Ketua Dewan Pimpinan Daerah (DPD) Lembaga Pengawas Reformasi Indonesia (LPRI) Nusa Tenggara Timur (NTT), Rezky Yunike Agustin Frans, mengutus tiga anggotanya untuk memantau perkembangan kasus sengketa tanah di Desa Oelomin, Kecamatan Nekamese, Kabupaten Kupang.
Tim yang dikirim yaitu Jeane Lena Nguru,Yandri Matias Pello, dan Paulus Edi Sumantri, telah berangkat ke lokasi di Jl. H.r.
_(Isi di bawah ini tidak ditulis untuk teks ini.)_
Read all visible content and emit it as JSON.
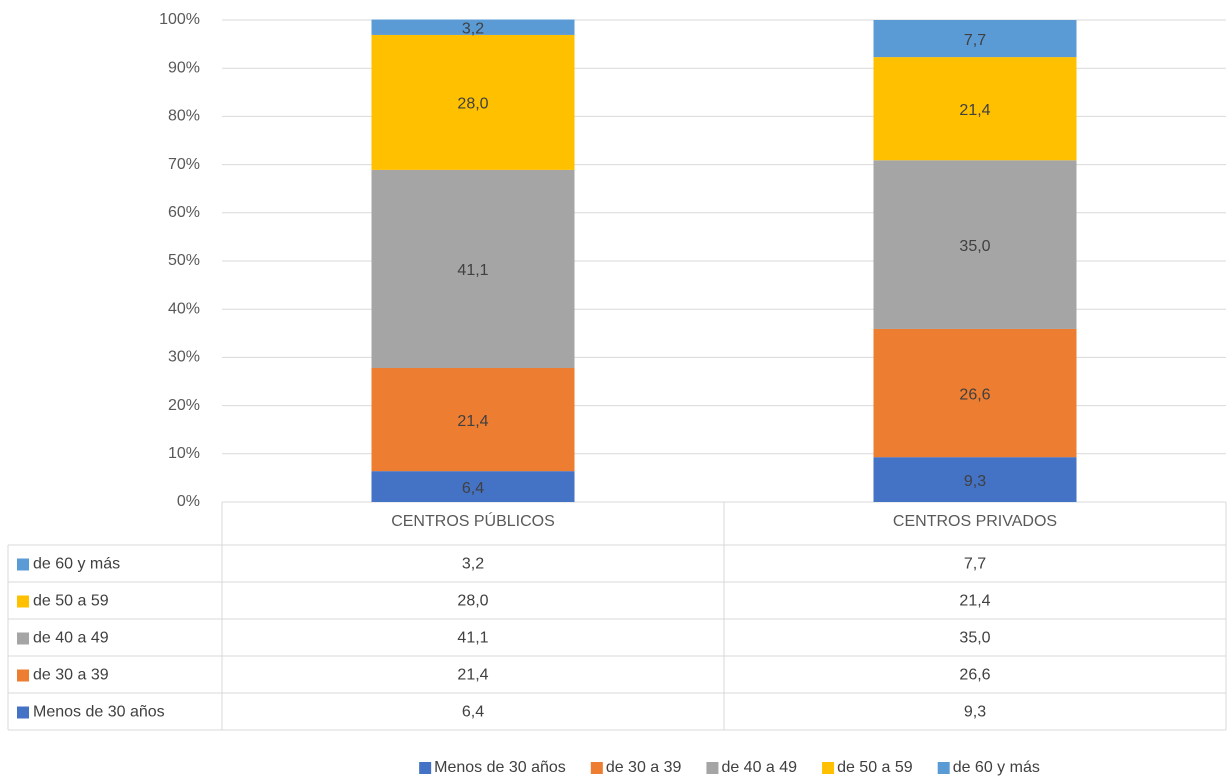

Koroh No.11 pada siang hari Senin (16/3/2026).

Sebelum melaksanakan tugas, Ketua DPD LPRI NTT memberikan instruksi tegas: “Lakukan dengan humanis kepada semua pihak dan jalankan dengan rasa kekeluargaan.”
Tanah yang menjadi permasalahan dimiliki oleh delapan pembeli dari kalangan pedagang pasar, petani, dan Aparatur Sipil Negara (ASN).
Pihak teradu dan pengadu telah melakukan mediasi kedua yang dijembatani oleh Kantor Badan Pertanahan Negara Kabupaten Kupang. Disepakati seluruh biaya pengurusan perkara ditanggung langsung oleh Anita Carolina W. Rupiasa.
LPRI NTT menekankan agar Kepala Desa Oelomin aktif berperan memastikan penyelesaian kasus berjalan baik dan adil. Jika kesepakatan tidak tercapai segera, akan diambil langkah sesuai peraturan perundang-undangan yang berlaku.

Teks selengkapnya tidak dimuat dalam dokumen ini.